Github user hvanhovell commented on the pull request:

    https://github.com/apache/spark/pull/10335#issuecomment-165826708
  
    @gatorsmile I have been playing arround with this for a bit. Overall I 
think we should do this. I do have two things for you to consider.
    
    The current approach follows the formal route. It implements a 
LogicalOperator/PhysicalOperator and changes the planner. It also - as you 
stated - reuses quite a bit of the code in ```SparkContext```. The current 
```range``` operator slowness comes from the fact that we create a normal 
```Row``` for each element; this is expensive because it creates 1E9 objects 
and will try to convert each Row to an internal one. We could also just address 
these two issues directly, by being wrapping the iterator provided by 
```sc.range``` differently:
    
        def range(start: Long, end: Long, step: Long, numPartitions: Int): 
DataFrame = {
            val logicalPlan = LogicalRDD(
              AttributeReference("id", LongType, nullable = false)() :: Nil,
              sparkContext.range(start, end, step, numPartitions).mapPartitions 
({ i =>
                val unsafeRow = new UnsafeRow
                unsafeRow.pointTo(new Array[Byte](16), 1, 16)
                i.map { id =>
                  unsafeRow.setLong(0, id)

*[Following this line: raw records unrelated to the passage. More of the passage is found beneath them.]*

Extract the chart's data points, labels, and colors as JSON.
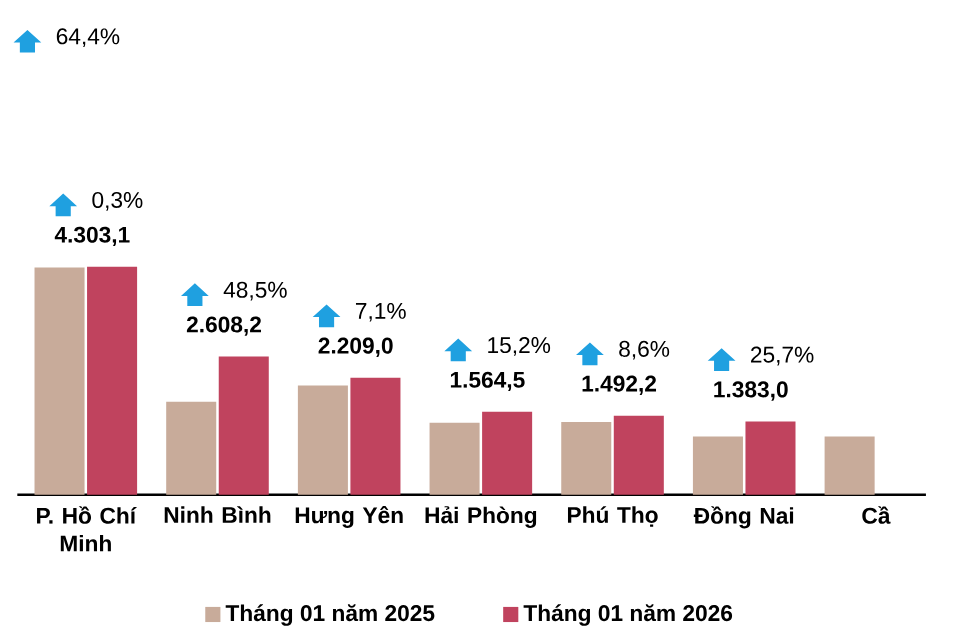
{
  "chart_data": {
    "type": "bar",
    "categories": [
      "P. Hồ Chí Minh",
      "Ninh Bình",
      "Hưng Yên",
      "Hải Phòng",
      "Phú Thọ",
      "Đồng Nai",
      "Cầ"
    ],
    "series": [
      {
        "name": "Tháng 01 năm  2025",
        "color": "#c8ab9a",
        "values": [
          4290,
          1756,
          2063,
          1358,
          1374,
          1100,
          1100
        ]
      },
      {
        "name": "Tháng 01 năm  2026",
        "color": "#c0435e",
        "values": [
          4303.1,
          2608.2,
          2209.0,
          1564.5,
          1492.2,
          1383.0,
          null
        ],
        "value_labels": [
          "4.303,1",
          "2.608,2",
          "2.209,0",
          "1.564,5",
          "1.492,2",
          "1.383,0",
          null
        ]
      }
    ],
    "tick_labels": "x",
    "legend": "bottom",
    "annotations": [
      "64,4%",
      "0,3%",
      "48,5%",
      "7,1%",
      "15,2%",
      "8,6%",
      "25,7%"
    ]
  }
}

                  unsafeRow
                }
              }, true))(self)
            DataFrame(this, logicalPlan)
          }
    
    What do you think?
    
    My second point is about the benchmarking. I have been toying with this PR 
and the benchmarking code, and I am not sure that the current results are as 
revealing as they should be. I think the ```sqlContext.range``` code in this PR 
is nearly as fast as the ```sc.range``` code. The big difference is caused by 
the fact that the ```collect()``` involves serialization. Serializing a 
```Long``` is nowhere near as expensive as serializing an ```UnsafeRow```, in 
my benchmark of ```sqlContext.range``` serialization accounts for about 80-90% 
of the execution time (use the Spark Stage Timeline for this).